4. Setting Up Red Hat Kpatch
Kpatch installation is simple and straightforward:
Run the update command to update package repositories and get the latest package information:
sudo apt-get update -y
Run the install command with the -y flag to quickly install the packages and dependencies:
sudo apt-get install -y patch
5. Setting Up CloudLinux KernelCare
To see if the running kernel is supported by KernelCare, run either of these commands:
curl -s -L https://kernelcare.com/checker | python
or
wget -qq -O – https://kernelcare.com/checker | python
To install KernelCare, run either of these commands:
curl -s -L https://kernelcare.com/installer | bash
or:
wget -qq -O - https://kernelcare.com/installer | bash
If you’re using an IP-based license, nothing else is required. If you’re using a key-based license, run this command:
$ /usr/bin/kcarectl --register KEY
KEY is the registration keycode string you received when you bought KernelCare or signed up for a free trial. You can get a key here.

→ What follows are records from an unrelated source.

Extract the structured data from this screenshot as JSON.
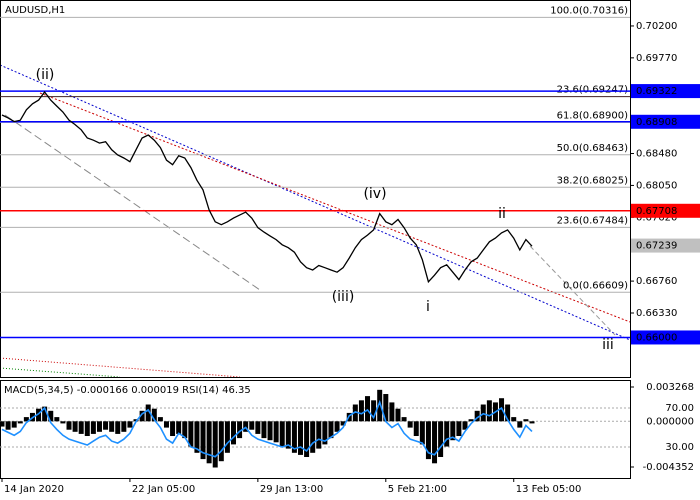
{
  "chart_data": [
    {
      "type": "line",
      "title": "AUDUSD,H1",
      "categories": [
        "14 Jan 2020",
        null,
        null,
        null,
        null,
        null,
        null,
        null,
        null,
        null,
        null,
        null,
        null,
        null,
        null,
        null,
        null,
        null,
        null,
        null,
        null,
        "22 Jan 05:00",
        null,
        null,
        null,
        null,
        null,
        null,
        null,
        null,
        null,
        null,
        null,
        null,
        null,
        null,
        null,
        null,
        null,
        null,
        null,
        null,
        "29 Jan 13:00",
        null,
        null,
        null,
        null,
        null,
        null,
        null,
        null,
        null,
        null,
        null,
        null,
        null,
        null,
        null,
        null,
        null,
        null,
        null,
        null,
        "5 Feb 21:00",
        null,
        null,
        null,
        null,
        null,
        null,
        null,
        null,
        null,
        null,
        null,
        null,
        null,
        null,
        null,
        null,
        null,
        null,
        null,
        null,
        "13 Feb 05:00",
        null,
        null,
        null
      ],
      "series": [
        {
          "color": "#000000",
          "values": [
            0.69,
            0.6896,
            0.6891,
            0.6893,
            0.6907,
            0.6915,
            0.692,
            0.6931,
            0.692,
            0.6912,
            0.6904,
            0.6893,
            0.6887,
            0.688,
            0.6869,
            0.6866,
            0.6862,
            0.6864,
            0.6853,
            0.6846,
            0.6842,
            0.6837,
            0.6853,
            0.6869,
            0.6873,
            0.6866,
            0.6856,
            0.6839,
            0.6833,
            0.6845,
            0.6842,
            0.6829,
            0.6812,
            0.6799,
            0.6772,
            0.6756,
            0.6752,
            0.6756,
            0.6761,
            0.6765,
            0.6769,
            0.6761,
            0.6748,
            0.6742,
            0.6737,
            0.6732,
            0.6725,
            0.6721,
            0.6715,
            0.6702,
            0.6694,
            0.6691,
            0.6697,
            0.6694,
            0.6691,
            0.6688,
            0.6694,
            0.6707,
            0.6721,
            0.6732,
            0.6738,
            0.6745,
            0.6767,
            0.6756,
            0.6752,
            0.6759,
            0.6748,
            0.6734,
            0.6725,
            0.6705,
            0.6675,
            0.6684,
            0.6694,
            0.6698,
            0.6688,
            0.6678,
            0.6691,
            0.6702,
            0.6707,
            0.6718,
            0.6729,
            0.6734,
            0.6741,
            0.6745,
            0.6734,
            0.6718,
            0.6732,
            0.6723
          ]
        }
      ],
      "ylim": [
        0.65467,
        0.7055
      ],
      "yticks": [
        {
          "value": 0.702,
          "label": "0.70200"
        },
        {
          "value": 0.6977,
          "label": "0.69770"
        },
        {
          "value": 0.6848,
          "label": "0.68480"
        },
        {
          "value": 0.6805,
          "label": "0.68050"
        },
        {
          "value": 0.6762,
          "label": "0.67620"
        },
        {
          "value": 0.6676,
          "label": "0.66760"
        },
        {
          "value": 0.6633,
          "label": "0.66330"
        }
      ],
      "price_lines": [
        {
          "value": 0.69322,
          "color": "#0000ff",
          "line": true
        },
        {
          "value": 0.68908,
          "color": "#0000ff",
          "line": true
        },
        {
          "value": 0.67708,
          "color": "#ff0000",
          "line": true
        },
        {
          "value": 0.67239,
          "color": "#c0c0c0",
          "line": false
        },
        {
          "value": 0.66,
          "label": "0.66000",
          "color": "#0000ff",
          "line": true
        }
      ],
      "fib_levels": [
        {
          "value": 0.70316,
          "label": "100.0(0.70316)",
          "color": "#b0b0b0"
        },
        {
          "value": 0.69247,
          "label": "23.6(0.69247)",
          "color": "#402020"
        },
        {
          "value": 0.689,
          "label": "61.8(0.68900)",
          "color": "#b0b0b0"
        },
        {
          "value": 0.68463,
          "label": "50.0(0.68463)",
          "color": "#b0b0b0"
        },
        {
          "value": 0.68025,
          "label": "38.2(0.68025)",
          "color": "#b0b0b0"
        },
        {
          "value": 0.67484,
          "label": "23.6(0.67484)",
          "color": "#b0b0b0"
        },
        {
          "value": 0.66609,
          "label": "0.0(0.66609)",
          "color": "#b0b0b0"
        }
      ],
      "annotations": [
        {
          "text": "(ii)",
          "color": "#cc0000"
        },
        {
          "text": "(iv)",
          "color": "#cc0000"
        },
        {
          "text": "(iii)",
          "color": "#cc0000"
        },
        {
          "text": "i",
          "color": "#808080"
        },
        {
          "text": "ii",
          "color": "#808080"
        },
        {
          "text": "iii",
          "color": "#808080"
        }
      ]
    },
    {
      "type": "bar",
      "title": "MACD(5,34,5) -0.000166 0.000019 RSI(14) 46.35",
      "series": [
        {
          "color": "#000000",
          "values": [
            -0.0005,
            -0.0008,
            -0.0006,
            -0.0002,
            0.0004,
            0.0008,
            0.0012,
            0.0014,
            0.001,
            0.0004,
            -0.0002,
            -0.0008,
            -0.001,
            -0.0012,
            -0.0014,
            -0.0012,
            -0.001,
            -0.0008,
            -0.001,
            -0.0012,
            -0.001,
            -0.0006,
            0.0002,
            0.001,
            0.0016,
            0.0012,
            0.0004,
            -0.0006,
            -0.0014,
            -0.0012,
            -0.0016,
            -0.0024,
            -0.003,
            -0.0036,
            -0.004,
            -0.0044,
            -0.0038,
            -0.003,
            -0.0022,
            -0.0016,
            -0.001,
            -0.0008,
            -0.0012,
            -0.0016,
            -0.0018,
            -0.002,
            -0.0024,
            -0.0026,
            -0.003,
            -0.0032,
            -0.0034,
            -0.003,
            -0.0026,
            -0.0022,
            -0.0016,
            -0.001,
            -0.0004,
            0.0008,
            0.0016,
            0.002,
            0.0024,
            0.002,
            0.003,
            0.0026,
            0.0018,
            0.0012,
            0.0004,
            -0.0006,
            -0.0014,
            -0.0022,
            -0.0036,
            -0.004,
            -0.0034,
            -0.0024,
            -0.0018,
            -0.0014,
            -0.0008,
            0.0002,
            0.001,
            0.0016,
            0.002,
            0.0018,
            0.0022,
            0.0016,
            0.0004,
            -0.0006,
            0.0002,
            -0.0002
          ]
        },
        {
          "color": "#1e90ff",
          "axis": "y2",
          "type": "line",
          "values": [
            48,
            45,
            42,
            46,
            55,
            60,
            64,
            70,
            55,
            48,
            42,
            38,
            36,
            34,
            32,
            36,
            40,
            42,
            36,
            34,
            38,
            44,
            56,
            64,
            68,
            58,
            50,
            38,
            34,
            44,
            40,
            30,
            28,
            24,
            22,
            20,
            26,
            34,
            40,
            46,
            50,
            42,
            38,
            36,
            34,
            32,
            30,
            32,
            28,
            30,
            26,
            34,
            38,
            36,
            40,
            44,
            50,
            62,
            66,
            64,
            68,
            60,
            76,
            56,
            50,
            54,
            44,
            38,
            36,
            34,
            24,
            22,
            30,
            38,
            40,
            36,
            46,
            54,
            60,
            64,
            62,
            66,
            70,
            58,
            48,
            40,
            52,
            46
          ]
        }
      ],
      "ylim": [
        -0.0054,
        0.003935
      ],
      "yticks": [
        0.003268,
        {
          "value": 0,
          "label": "0.000000"
        },
        -0.004352
      ],
      "y2lim": [
        -1.8,
        98.7
      ],
      "y2ticks": [
        {
          "value": 70,
          "label": "70.00"
        },
        {
          "value": 30,
          "label": "30.00"
        }
      ]
    }
  ]
}
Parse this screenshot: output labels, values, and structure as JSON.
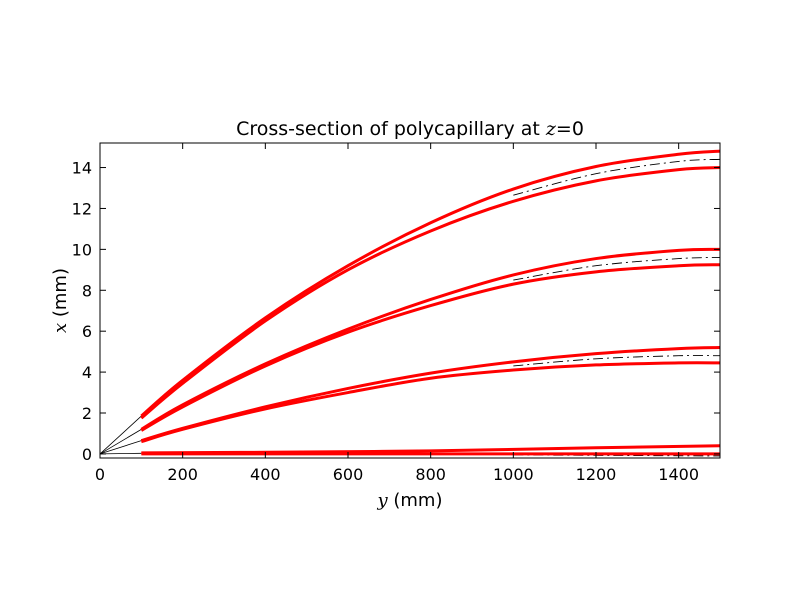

To deregister a server, run:
sudo kcarectl --unregister
To check the status of the service, run:
sudo kcarectl --info
KernelCare automatically checks for new patches every 4 hours. To perform updates manually instead of automatically, run:
/usr/bin/kcarectl –update
Conclusion
These installation instructions for several live patching solutions list all the steps needed to install one in your environment. Once that’s done, you’ll enjoy the benefits of live patching technology: being able to update the kernel without stopping the server, with no subsequent reboots needed for months, or even years.